The guilty would be punished.
https://www.youtube.com/watch?v=fYh9qDwBTE8
He stopped shrieking as the chip fanned out its tendrils into his mind. Warren’s throat constricted and opened but no breath came to speak. His gaze darted, helpless, to Alyn’s mask where a cracked speaker cooed, “Much better.”
She stepped back, regarding him with cold satisfaction. They were on the raised platform overlooking Courtly Commons. Horde soldiers filed in below, dragging bodies into the square leaving bloody trails and piling them into the center.
“Watch,” she commanded. Her voice, cold, detached, "Watch as your debt comes to term. A thousand lives for the thousand butchered in Lyte while you cowered in your bunker.”

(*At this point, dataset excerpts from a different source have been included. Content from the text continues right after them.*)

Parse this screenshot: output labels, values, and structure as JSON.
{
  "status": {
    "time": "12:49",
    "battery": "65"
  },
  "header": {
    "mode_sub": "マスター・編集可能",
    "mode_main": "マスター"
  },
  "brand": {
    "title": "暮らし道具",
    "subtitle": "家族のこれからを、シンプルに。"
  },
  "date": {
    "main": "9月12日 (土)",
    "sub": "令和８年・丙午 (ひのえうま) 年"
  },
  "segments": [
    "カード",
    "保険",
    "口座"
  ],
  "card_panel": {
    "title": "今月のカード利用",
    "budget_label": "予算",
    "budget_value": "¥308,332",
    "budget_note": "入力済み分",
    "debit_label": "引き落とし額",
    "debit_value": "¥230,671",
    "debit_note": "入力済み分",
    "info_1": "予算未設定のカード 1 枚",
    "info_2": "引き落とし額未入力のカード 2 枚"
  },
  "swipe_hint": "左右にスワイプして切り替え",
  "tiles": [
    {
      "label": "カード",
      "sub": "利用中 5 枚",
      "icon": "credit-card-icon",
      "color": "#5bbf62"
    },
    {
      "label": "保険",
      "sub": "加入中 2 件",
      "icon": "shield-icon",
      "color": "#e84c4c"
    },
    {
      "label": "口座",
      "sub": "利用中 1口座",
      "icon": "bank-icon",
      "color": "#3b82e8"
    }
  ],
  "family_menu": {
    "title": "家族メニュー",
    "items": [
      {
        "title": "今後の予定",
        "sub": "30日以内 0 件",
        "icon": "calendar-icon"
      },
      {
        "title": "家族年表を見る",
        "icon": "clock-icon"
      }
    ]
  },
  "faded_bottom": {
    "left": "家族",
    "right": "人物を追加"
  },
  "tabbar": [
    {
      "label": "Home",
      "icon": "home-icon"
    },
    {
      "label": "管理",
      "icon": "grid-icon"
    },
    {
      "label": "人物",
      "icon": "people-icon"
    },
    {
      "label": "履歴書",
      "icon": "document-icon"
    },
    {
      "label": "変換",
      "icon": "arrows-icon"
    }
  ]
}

The soldiers gathered the bodies from the surrounding buildings, they were being brought together in a large pile. One by one, each contributed a line of crimson blood as they were dragged to the horrific vision being sculpted. As each pressed down on the next, a red, glistening branching river began to flow from the pile. It flowed down towards the storm drain that was about fifteen feet away.
“She tried to save them.” Her words grew sharper, like a wound being torn open. “Now you will bear witness to the horror you hid from before. This time, with your own people.” She leaned in close. Her speaker replayed Warren’s own voice back to him on the day that they executed Alyn. “This is justice.”
The invading nano-wires tightened their grip on Warren’s mind. He was forced to watch from the platform as explosions rocked the city, drones spiraled down in fire and smoke. The horrific screams wailed like a horrible chorus, punctuated by the relentless pop of gunfire.
Tears streamed down Warren’s face, his mind raging against the unnatural thing overtaking him. He could still feel his wife and daughter’s hands loosen from his shoulders, he was joining them. More and more he could feel the connection as more and more of him was wired to the new network. He could feel their minds’ tired screams coming through at the horrors of being trapped inside their flesh. They could bear witness, but were helpless to work their own controls.
Warren felt his muscles twitching as the system finished the tertiary connections, a gentle burning sensation washed across his skin in patches. His throat stopped clutching and opening, even that was no longer his to control.
Alyn shifted, taking steps on her flat black shoes to the podium that was once his place of authority. She retrieved her clipboard, folding her arms over it, turning to witness the last twitches of his resistance shed from him. She remembered her head locked in the box now a few feet away from Warren. She remembered the taste of fear in her mouth, what an alien emotion that seemed now.
She gave her first instruction to Warren, “You should thank me for this. With that chip installed you will live to see the titan that Dryl will become under the Horde. You will forever be with your family, connected deeper than any physical body could.”
He heard his voice say, “Thank you, Administrator.”
Alyn moved to his side. He found his body rising to stand next to her. She brought her fingers up to touch her indifferent copper mask. Alyn’s voice pitching distortedly high in malevolent laughter. Her voice snapped back to something understandable, “It’s almost time for you to arrive, Entrapta. Almost….” She drummed her fingers fervently at the mask’s lips, “Come and see what you have brought upon yourself.”